According to the notice, all correspondence relating to the administration should be addressed to the Joint Administrators of KOKO Networks Limited (In Administration) and KOKO Networks Global Services (Kenya) Limited (In Administration), c/o P O Box 43963 – 00100, Nairobi, Kenya, or via email at [email protected].
Objective of the Administration Process
The administration proceedings are being carried out within the framework set out in the Insolvency Act.
In the notice, KOKO outlined the purpose of the process, stating that the primary objective of administration proceedings under the Insolvency Act is to allow Administrators, licensed insolvency practitioners, to explore ways of rescuing the company as a going concern where feasible.

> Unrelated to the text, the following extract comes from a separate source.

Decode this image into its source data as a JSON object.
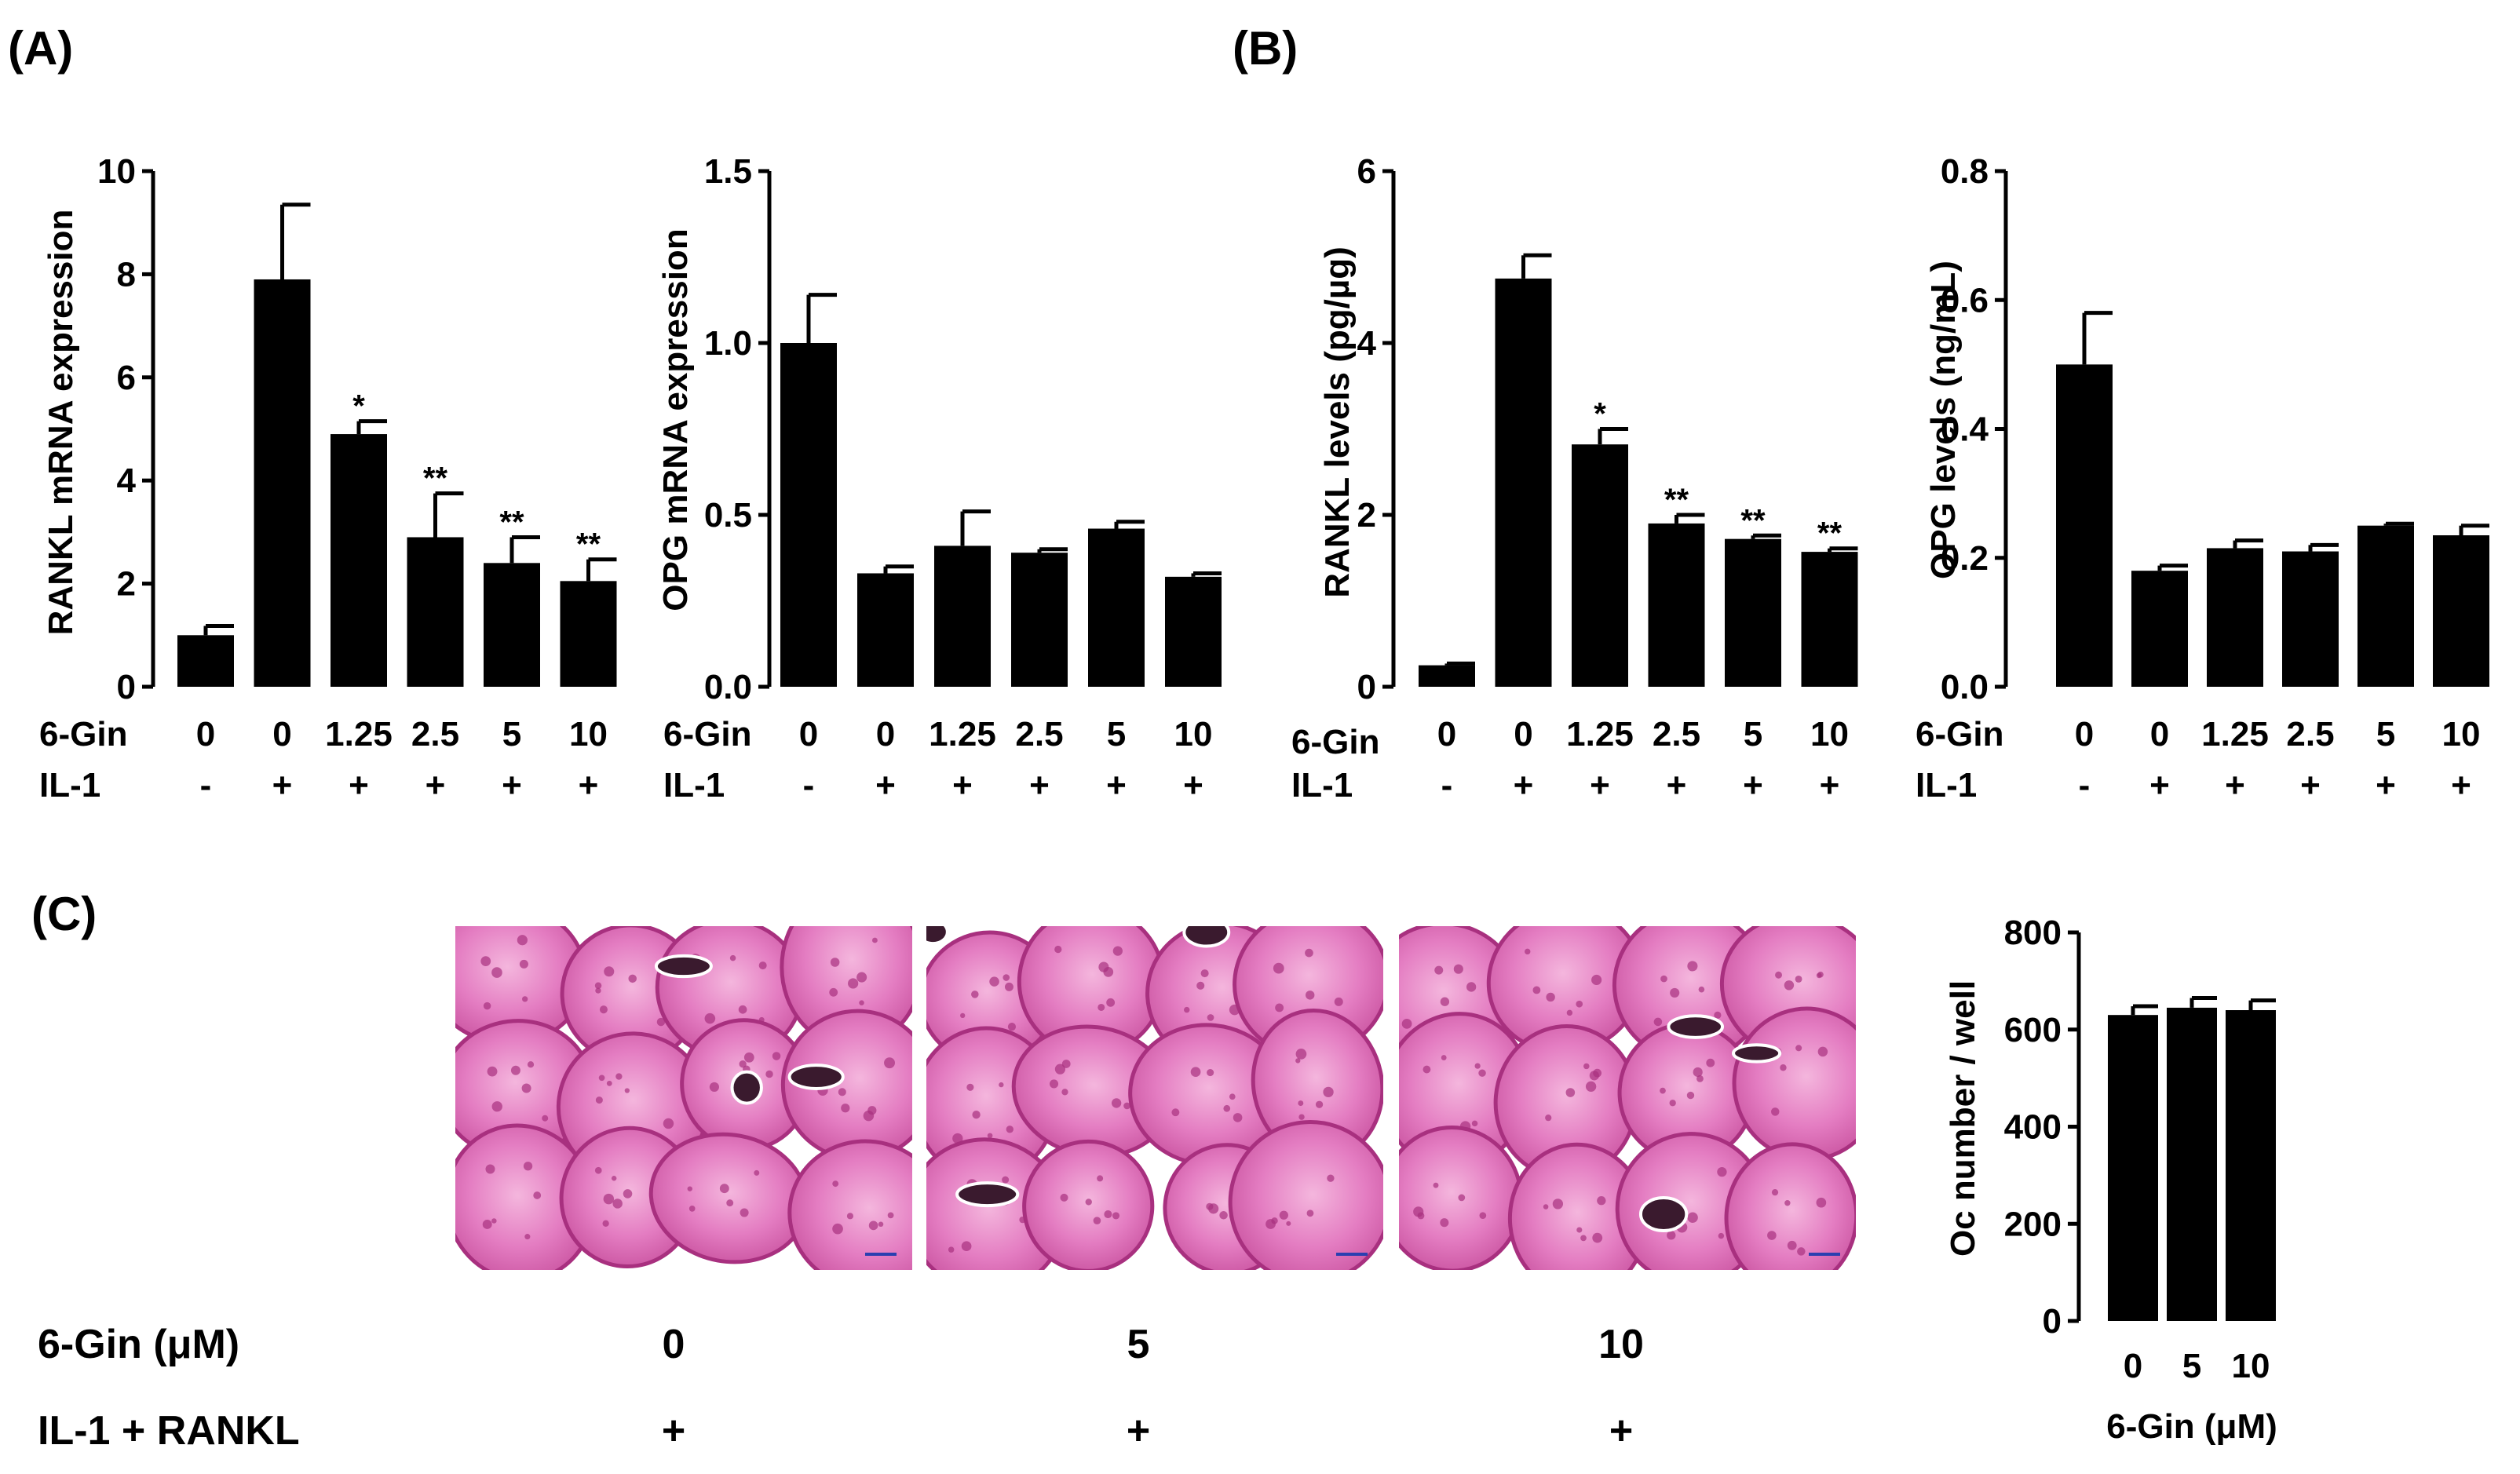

Additionally, it stated that where rescue as a going concern is not achievable, the administration process is intended to focus on creditor outcomes with the alternative objective of achieving a better outcome for the creditors of the company than would be in the case of liquidation.
Also Read: Kenyan Households Affected as KOKO Networks Shuts Down Operations
About Koko Networks
KOKO Gas is a product of KOKO Networks, a Nairobi-headquartered climate-tech company founded in 2014.

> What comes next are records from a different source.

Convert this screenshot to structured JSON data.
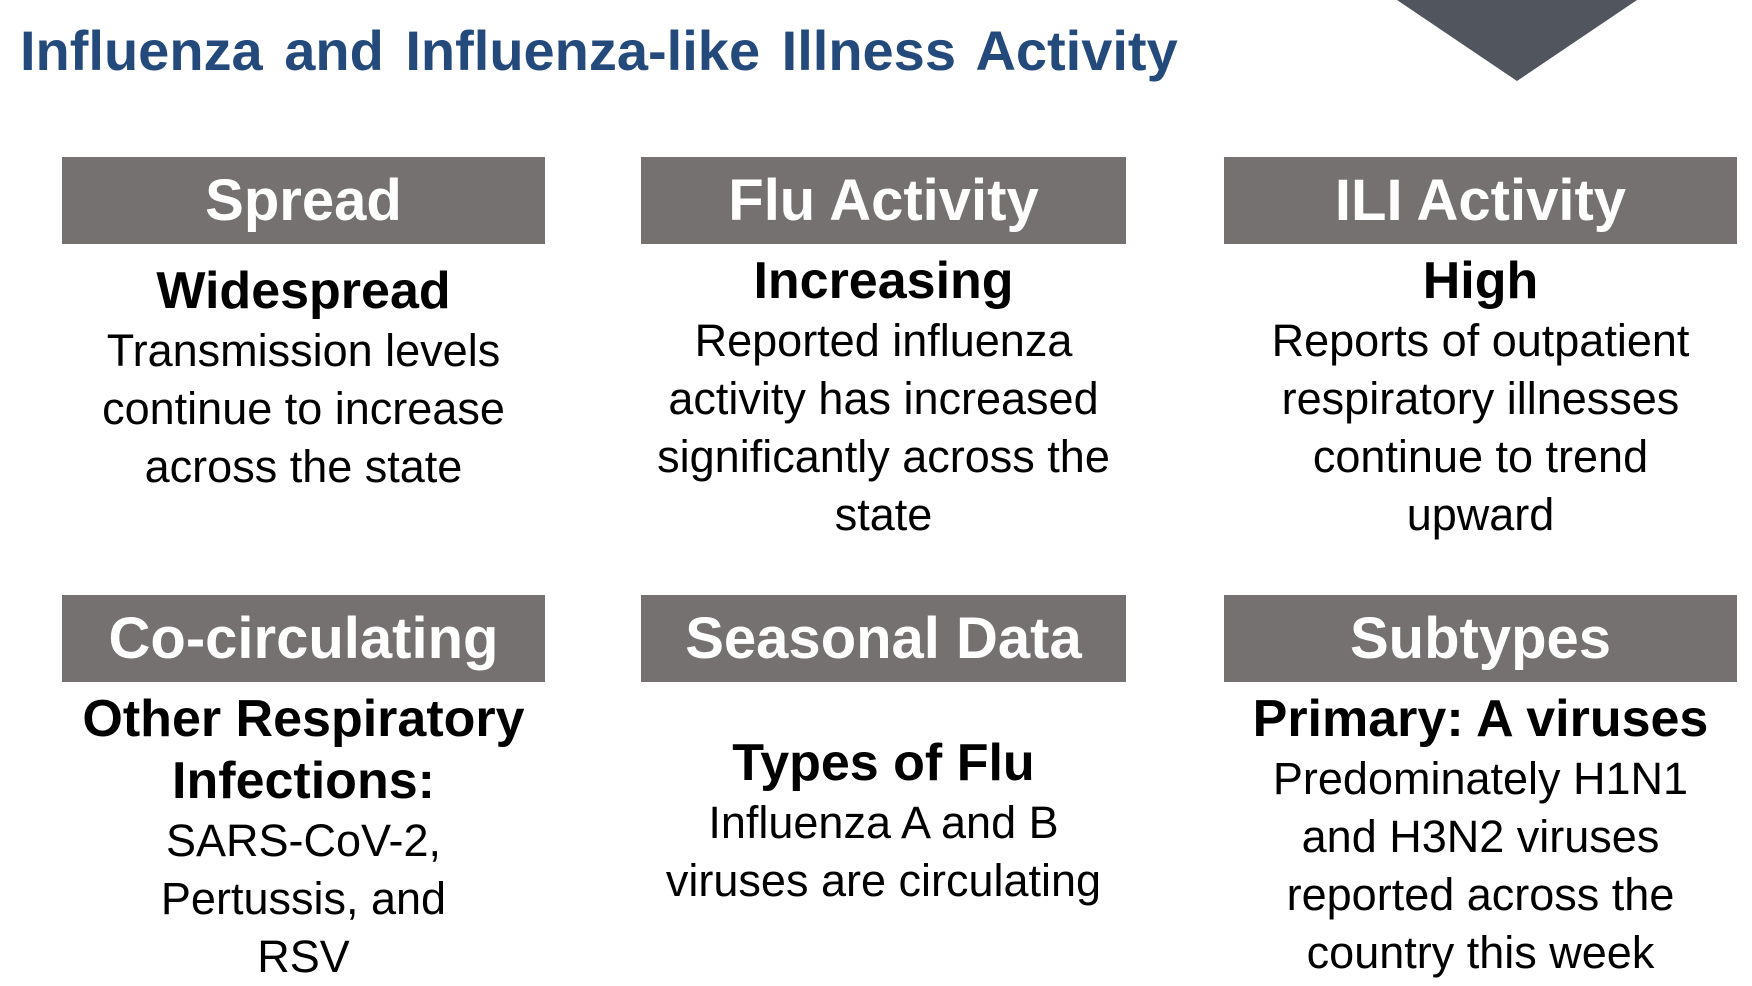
{
  "title": "Influenza and Influenza-like Illness Activity",
  "colors": {
    "title": "#244a7c",
    "header_bg": "#757171",
    "arrow": "#50555e"
  },
  "cards": [
    {
      "header": "Spread",
      "subtitle": "Widespread",
      "text": "Transmission levels continue to increase across the state"
    },
    {
      "header": "Flu Activity",
      "subtitle": "Increasing",
      "text": "Reported influenza activity has increased significantly across the state"
    },
    {
      "header": "ILI Activity",
      "subtitle": "High",
      "text": "Reports of outpatient respiratory illnesses continue to trend upward"
    },
    {
      "header": "Co-circulating",
      "subtitle": "Other Respiratory Infections:",
      "text": "SARS-CoV-2, Pertussis, and RSV"
    },
    {
      "header": "Seasonal Data",
      "subtitle": "Types of Flu",
      "text": "Influenza A and B viruses are circulating"
    },
    {
      "header": "Subtypes",
      "subtitle": "Primary: A viruses",
      "text": "Predominately H1N1 and H3N2 viruses reported across the country this week"
    }
  ]
}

The firm focuses on replacing charcoal and kerosene, fuels linked to deforestation and indoor air pollution, with renewable bioethanol.
Since its commercial launch in July 2019, the company has grown from 40,000 users to over 1.3 million households across Kenya, supported by a network of more than 3,000 KOKO point fuel ATMs in low-income neighbourhoods.
In June 2018, the networks signed a landmark partnership with Vivo Energy Kenya, the distributor of Shell-branded fuels across the country.